My team and I are working on a software/hardware solution for cursor control. We want to take the place the user is looking at the screen and move the mouse to that position. We are using the Nicla Vision to do so. As of now we tried to use the face_eye_detection_uart.py and iris_detection_uart.py we found these scripts in a previous message here on this forum and we realized that the iris detection only works accurately under strong light directed in the face of the user else the detection almost doesn’t work. To make the iris detection work accurately we had to buy LED lights and connect the LEDs on a breadboard along with the Nicla Vision to get good lighting however again when we were testing we had to sit really close up to the Nicla Vision for the detection to work or in other words for the haarcascade to even notice there was an iris in the frame. Another approach we took was to collect datasets from the team and we trained our model using edge impulse and we got 100% accuracy on edge impulse but once we flashed the firmware on the Nicla Vision the accuracy was almost zero. We moved to another approach were we are flashing the Nicla Vision with a model we found online and the model size is 261kb “https://huggingface.co/qualcomm/MediaPipe-Face-Detection” and here is the model. After flashing the Nicla Vison we keep consistently getting an error “Value error: Failed to allocate tensors”. So we are wondering if there are any other approaches that we can try or if there are ways to fix the error mentioned above.
Hi, we have a new camera which can run AI models under development that we Kickstarted earlier this year. The OpenMV AE3. It can do all these things. We are about to approve mass production, we are just waiting on verifying our final prototypes antenna tuning, and then we will start building 1500 units. The new system can run that exact network at hundreds of FPS.

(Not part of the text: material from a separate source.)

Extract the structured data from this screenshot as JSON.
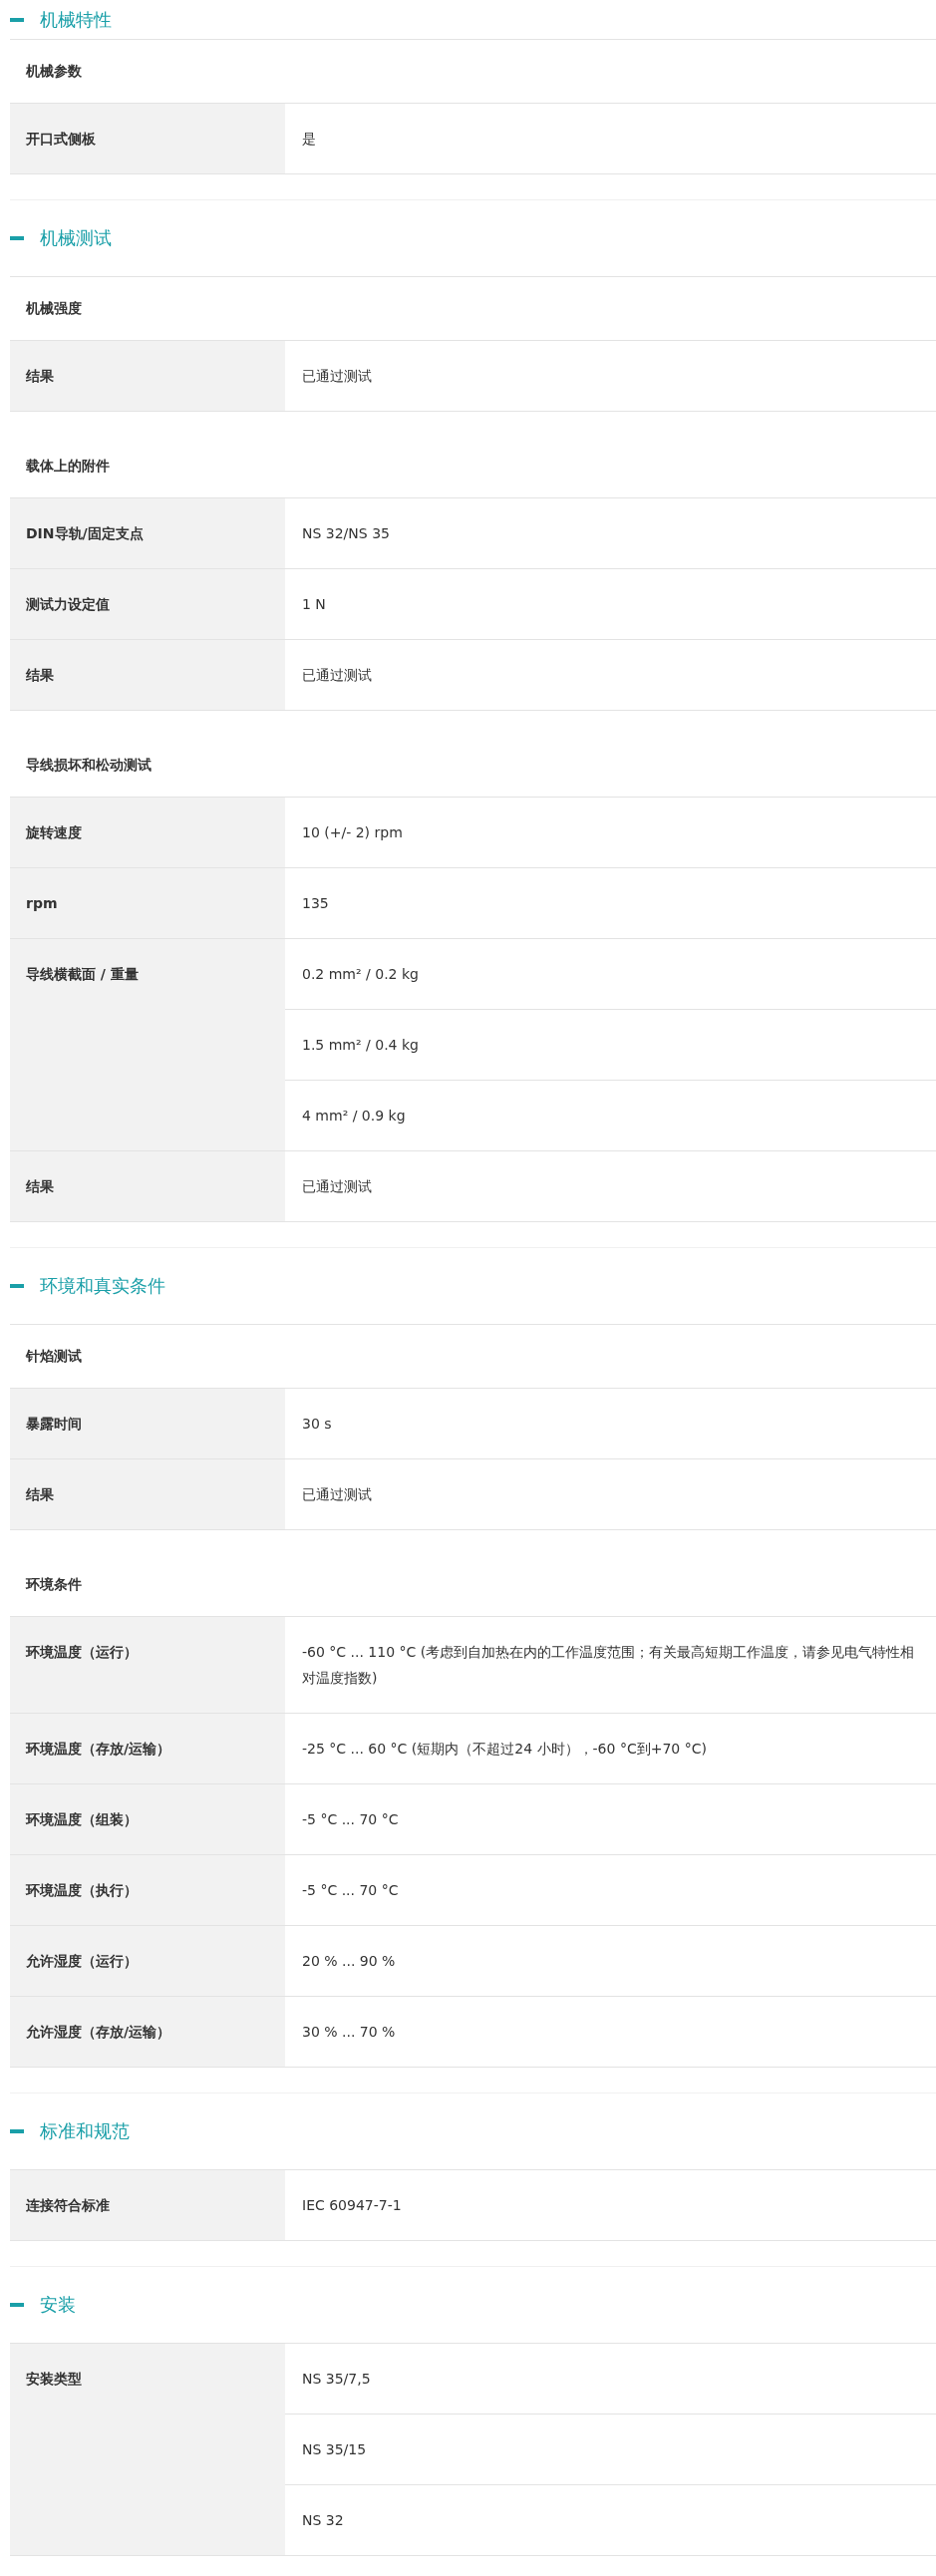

Another approach we took was to collect datasets from the team and we trained our model using edge impulse and we got 100% accuracy on edge impulse but once we flashed the firmware on the Nicla Vision the accuracy was almost zero.
This probably means the dataset was overfit by the model, you typically won’t get 100%. If you add more data sources to your model you should be able to fix this.
As for the HaarCascades, yes, they don’t work except in very strong lighting situations.
The new camera sounds amazing, and we’d definitely love to explore using it in our future projects once it becomes available. However, due to current time constraints, our immediate focus will remain on the Nicla Vision. We’ll begin by addressing the model’s overfitting issue to see if that helps close the performance gap.
In the meantime, if you have any suggestions for alternative approaches we could explore to help us reach our goal, we’d greatly appreciate your input. We’re open to trying other methods that could support the successful completion of this project.
Generally shining an IR light on a persons eyes and then looking for the brightest pixels in the field of view works for this type of thing.
doesn’t the Nicla Visions camera have an IR filter that needs to be removed first?
Oh, yes… and the lens is not removable. Mmm… I’d refine the Edge Impulse FOMO Algorithm then. That’s the most likely way.